Genomic diversity, antibiotic resistance, and maturation‑dependent adhesion of F18 enterotoxigenic Escherichia coli strains in porcine intestinal cells

Background Enterotoxigenic Escherichia coli (ETEC) strains expressing F4 and F18 fimbriae are major causes of neonatal and post‑weaning diarrhea in swine. Although epithelial maturation influences susceptibility in vivo, its impact on ETEC-host interactions remains poorly defined.

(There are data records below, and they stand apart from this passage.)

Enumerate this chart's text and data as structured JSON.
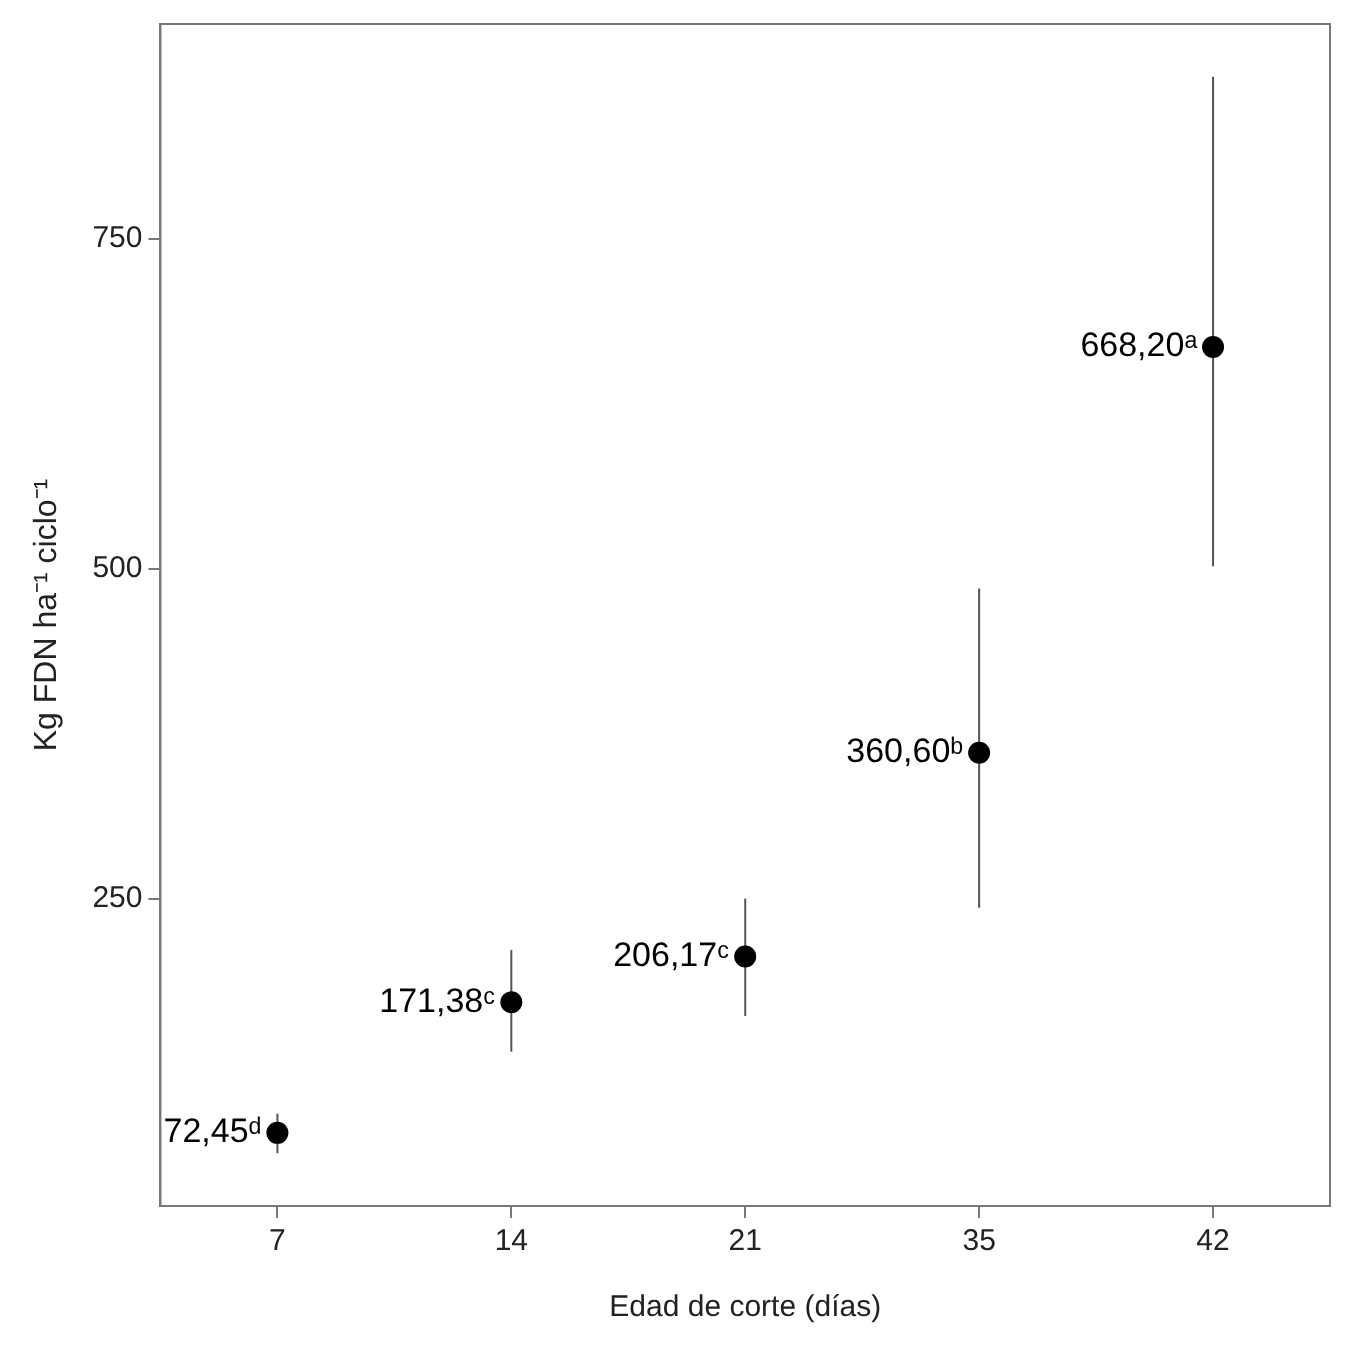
{
  "chart_data": {
    "type": "scatter",
    "xlabel": "Edad de corte (días)",
    "ylabel": "Kg FDN ha⁻¹ ciclo⁻¹",
    "categories": [
      "7",
      "14",
      "21",
      "35",
      "42"
    ],
    "values": [
      72.45,
      171.38,
      206.17,
      360.6,
      668.2
    ],
    "errors": [
      [
        57,
        87
      ],
      [
        134,
        211
      ],
      [
        161,
        250
      ],
      [
        243,
        485
      ],
      [
        502,
        873
      ]
    ],
    "value_labels": [
      "72,45ᵈ",
      "171,38ᶜ",
      "206,17ᶜ",
      "360,60ᵇ",
      "668,20ᵃ"
    ],
    "color": "#000000",
    "marker": "circle",
    "ylim": [
      17,
      913
    ],
    "yticks": [
      250,
      500,
      750
    ],
    "grid": false,
    "legend": false
  }
}
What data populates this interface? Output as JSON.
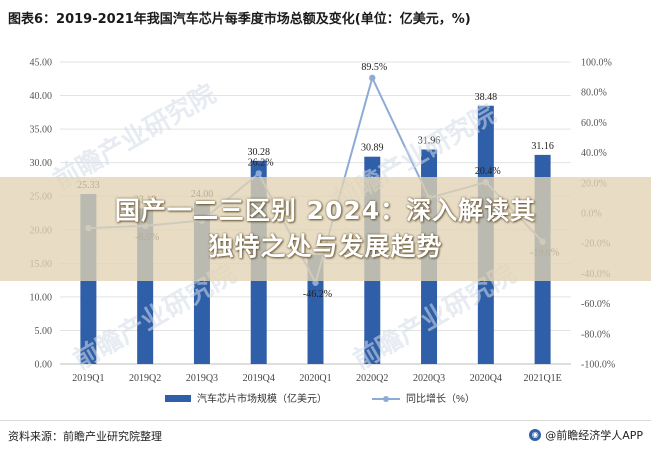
{
  "title": "图表6：2019-2021年我国汽车芯片每季度市场总额及变化(单位：亿美元，%)",
  "overlay": {
    "line1": "国产一二三区别 2024：深入解读其",
    "line2": "独特之处与发展趋势"
  },
  "watermark": "前瞻产业研究院",
  "footer": {
    "source": "资料来源：前瞻产业研究院整理",
    "brand": "@前瞻经济学人APP"
  },
  "chart_data": {
    "type": "bar",
    "categories": [
      "2019Q1",
      "2019Q2",
      "2019Q3",
      "2019Q4",
      "2020Q1",
      "2020Q2",
      "2020Q3",
      "2020Q4",
      "2021Q1E"
    ],
    "series": [
      {
        "name": "汽车芯片市场规模（亿美元）",
        "type": "bar",
        "axis": "left",
        "color": "#2f5fa8",
        "values": [
          25.33,
          23.18,
          24.0,
          30.28,
          16.3,
          30.89,
          31.96,
          38.48,
          31.16
        ],
        "labels": [
          "25.33",
          "23.18",
          "24.00",
          "30.28",
          "",
          "30.89",
          "31.96",
          "38.48",
          "31.16"
        ]
      },
      {
        "name": "同比增长（%）",
        "type": "line",
        "axis": "right",
        "color": "#8eaad6",
        "values": [
          -10.0,
          -8.5,
          -5.0,
          26.2,
          -46.2,
          89.5,
          10.0,
          20.4,
          -19.0
        ],
        "labels": [
          "",
          "-8.5%",
          "",
          "26.2%",
          "-46.2%",
          "89.5%",
          "",
          "20.4%",
          "-19.0%"
        ]
      }
    ],
    "y_left": {
      "min": 0,
      "max": 45,
      "step": 5,
      "tick_labels": [
        "0.00",
        "5.00",
        "10.00",
        "15.00",
        "20.00",
        "25.00",
        "30.00",
        "35.00",
        "40.00",
        "45.00"
      ]
    },
    "y_right": {
      "min": -100,
      "max": 100,
      "step": 20,
      "tick_labels": [
        "-100.0%",
        "-80.0%",
        "-60.0%",
        "-40.0%",
        "-20.0%",
        "0.0%",
        "20.0%",
        "40.0%",
        "60.0%",
        "80.0%",
        "100.0%"
      ]
    },
    "grid": true,
    "legend_position": "bottom"
  }
}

This study characterizes the antibiotic resistance patterns and virulence traits of emerging F18 ETEC isolates using whole genome sequencing and a differentiated porcine intestinal cell model. Methods Three F18 strains (3EC1, 27EC1, 3247EC), a porcine F4 strain, and human ETEC H10407 were analyzed by comparative genomics for virulence factors, toxin genes, and antimicrobial resistance (AMR) determinants. Antibiotic susceptibility testing was performed to verify AMR phenotype. Adhesion assays were performed using IPEC‑1, IPEC‑J2, and Caco‑2 cells conditioned to Early (6 days post‑confluence, DPC), Mid (9 DPC), and Late (16 DPC) maturation states. Transcription of F18‑binding receptors (FUT1, FUT2) was quantified by RT‑qPCR. Results IPEC‑1 cells exhibited significantly higher FUT1 and FUT2 expression than IPEC‑J2, corresponding to approximately two‑fold stronger adhesion by most F18 isolates. Strain 3EC1 showed a distinct adhesion peak at 9 DPC, approaching F4 levels, while F4 and H10407 consistently displayed the highest adhesion across all models. Genomic analyses revealed substantial heterogeneity among F18 strains in fimbrial loci, flagellin, lipopolysaccharide biosynthesis, and antimicrobial resistance. Strain 3EC1 uniquely carried stx2e , and non‑classical EAST1 variants were detected in 3EC1 and 3247EC. All F18 isolates encoded hlyE and were β‑hemolytic; enhanced resistance to multiple antibiotics, especially 3247EC harbored 28 antimicrobial resistance genes. Conclusions The IPEC‑1/IPEC‑J2 maturation stages recapitulate age‑dependent susceptibility to ETEC, likely driven by FUT1/2 expression levels. The combination of strong adhesion, stx2e , and extensive antimicrobial resistance in F18 strains underscores their evolving virulence and supports this model as a refined platform for studying porcine ETEC pathogenesis.